Message par le Zakhan Noir »

Hé hé pas évident ça c'est une question level 18 pour les suiveurs de la première heure...

Elle apparait dans les premiers chapitres, notamment le 1. Je cite cet extrait du CR de Volken de l'époque:
Les doléances commencent mal… le sempiternel Kevan vient nous fracasser les oreilles avec ses malheurs longs comme un jour sans tabac. Cette fois-ci ce n’est pas la clôture trouée, les poules déplumées ou le blé qui penche, c’est une de ses vaches, dont j’ai oublié le nom (et heureusement je pense) qui a été empoisonnée selon lui. La coupable est toute trouvée, c’est forcément la rebouteuse Sayanne, à la fois appréciée pour ses talents et redoutée pour ses pouvoirs (de vieilles recettes de grand-mère sans doute). Elle vit en marge du château et nous lui rendrons sans doute visite, pour ne pas laisser enfler des rumeurs désagréables, mais certainement pas maintenant. En outre, le ton péremptoire qu’ose utiliser ce pécor avec Lady Lianna risque de lui attirer des problèmes sous peu. Je n’ai toutefois pas l’occasion d’intervenir, car notre « régente » lui rabat parfaitement son caquet sans l’aide de personne. Qu’est-ce qu’elle est belle quand elle affirme son autorité !

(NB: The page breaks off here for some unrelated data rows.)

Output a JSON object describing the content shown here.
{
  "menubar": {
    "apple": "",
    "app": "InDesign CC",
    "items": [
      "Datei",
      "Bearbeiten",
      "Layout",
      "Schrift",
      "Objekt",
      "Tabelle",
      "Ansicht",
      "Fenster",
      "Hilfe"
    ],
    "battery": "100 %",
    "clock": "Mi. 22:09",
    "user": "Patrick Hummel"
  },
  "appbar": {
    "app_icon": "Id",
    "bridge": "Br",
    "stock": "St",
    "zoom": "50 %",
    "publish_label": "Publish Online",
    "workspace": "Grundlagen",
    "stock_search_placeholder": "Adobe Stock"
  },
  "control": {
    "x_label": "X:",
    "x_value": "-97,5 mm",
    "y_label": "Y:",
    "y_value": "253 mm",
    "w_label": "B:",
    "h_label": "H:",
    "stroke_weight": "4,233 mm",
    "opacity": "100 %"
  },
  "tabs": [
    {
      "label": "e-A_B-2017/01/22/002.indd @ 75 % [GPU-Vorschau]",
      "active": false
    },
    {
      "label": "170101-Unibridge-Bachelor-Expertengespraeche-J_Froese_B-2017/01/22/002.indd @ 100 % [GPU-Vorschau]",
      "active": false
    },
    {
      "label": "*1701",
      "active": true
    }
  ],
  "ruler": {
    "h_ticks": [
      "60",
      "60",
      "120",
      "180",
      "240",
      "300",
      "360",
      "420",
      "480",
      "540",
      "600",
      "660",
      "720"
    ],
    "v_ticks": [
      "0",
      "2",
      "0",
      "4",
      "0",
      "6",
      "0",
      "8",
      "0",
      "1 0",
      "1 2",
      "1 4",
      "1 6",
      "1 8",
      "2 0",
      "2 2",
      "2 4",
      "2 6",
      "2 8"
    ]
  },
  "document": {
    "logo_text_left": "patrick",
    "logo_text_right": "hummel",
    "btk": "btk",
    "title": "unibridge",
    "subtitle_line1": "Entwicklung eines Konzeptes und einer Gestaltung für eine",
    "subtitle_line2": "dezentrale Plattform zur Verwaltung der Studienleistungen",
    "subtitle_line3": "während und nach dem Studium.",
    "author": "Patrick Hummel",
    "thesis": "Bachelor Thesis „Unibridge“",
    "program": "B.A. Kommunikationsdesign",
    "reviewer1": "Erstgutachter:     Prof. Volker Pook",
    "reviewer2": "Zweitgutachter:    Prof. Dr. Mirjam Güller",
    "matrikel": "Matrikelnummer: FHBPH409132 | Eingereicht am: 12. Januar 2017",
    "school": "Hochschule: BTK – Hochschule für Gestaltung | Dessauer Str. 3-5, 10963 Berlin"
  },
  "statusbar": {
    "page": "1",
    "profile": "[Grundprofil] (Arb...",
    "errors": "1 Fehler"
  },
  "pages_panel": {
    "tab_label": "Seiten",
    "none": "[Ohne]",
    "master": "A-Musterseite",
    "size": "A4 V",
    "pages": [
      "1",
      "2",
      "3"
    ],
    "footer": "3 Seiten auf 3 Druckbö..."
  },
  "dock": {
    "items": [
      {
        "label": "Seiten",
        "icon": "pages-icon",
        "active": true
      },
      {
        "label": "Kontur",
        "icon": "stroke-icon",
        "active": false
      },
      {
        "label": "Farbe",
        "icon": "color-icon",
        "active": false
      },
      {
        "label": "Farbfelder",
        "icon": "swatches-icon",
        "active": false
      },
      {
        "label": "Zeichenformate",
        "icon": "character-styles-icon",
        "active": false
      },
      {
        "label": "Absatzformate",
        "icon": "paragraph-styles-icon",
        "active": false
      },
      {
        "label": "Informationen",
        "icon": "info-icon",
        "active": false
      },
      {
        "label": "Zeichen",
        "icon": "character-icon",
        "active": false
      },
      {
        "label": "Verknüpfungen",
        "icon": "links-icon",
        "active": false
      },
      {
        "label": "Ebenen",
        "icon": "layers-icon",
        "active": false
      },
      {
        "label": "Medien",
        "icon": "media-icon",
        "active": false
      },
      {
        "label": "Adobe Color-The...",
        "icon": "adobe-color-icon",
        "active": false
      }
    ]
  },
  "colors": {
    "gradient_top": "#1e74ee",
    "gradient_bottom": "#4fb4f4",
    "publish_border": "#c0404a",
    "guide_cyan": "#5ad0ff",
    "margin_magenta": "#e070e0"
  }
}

Elle disparait ensuite... chapitre 15 bis
Une fois cette affaire réglée, il en faut malheureusement revenir aux tracasseries habituelles du château : à la séance quotidienne de doléances, plusieurs paysannes viennent nous avertir de la disparition de Sayanne, la sorcière. Étant donné ce que Merrick nous a raconté à ce sujet avant sa mort, cela pourrait être inquiétant, surtout que la disparition date de ce moment-là. Harren embarque ses fidèles chiens pour aller enquêter chez la sorcière, mais ne trouve pas grand-chose d’intéressant : tout porte à croire que Sayanne serait partie d’elle-même (il ne reste plus rien chez elle et les seules traces d’effraction sont celles causées par les gardes qui l’ont cherchée quand les paysans les ont avertis de sa disparition). Affaire à suivre, bien que nous n’ayons pas tellement d’indices à nous mettre sous la dent. En attendant, j’ordonne à notre bon (et gras) mestre de bien vouloir tenir une permanence dans une pièce du château pour tous les habitants qui pourraient avoir besoin de ses compétences en médecine.
sa cabane étant utilisée tardivement par Illyria pour ses... expériences anatomiques....
Expliquer une blague, c'est comme disséquer une grenouille. On comprend le mécanisme, mais elle n'y survit pas (Mark Twain, un peu modifié)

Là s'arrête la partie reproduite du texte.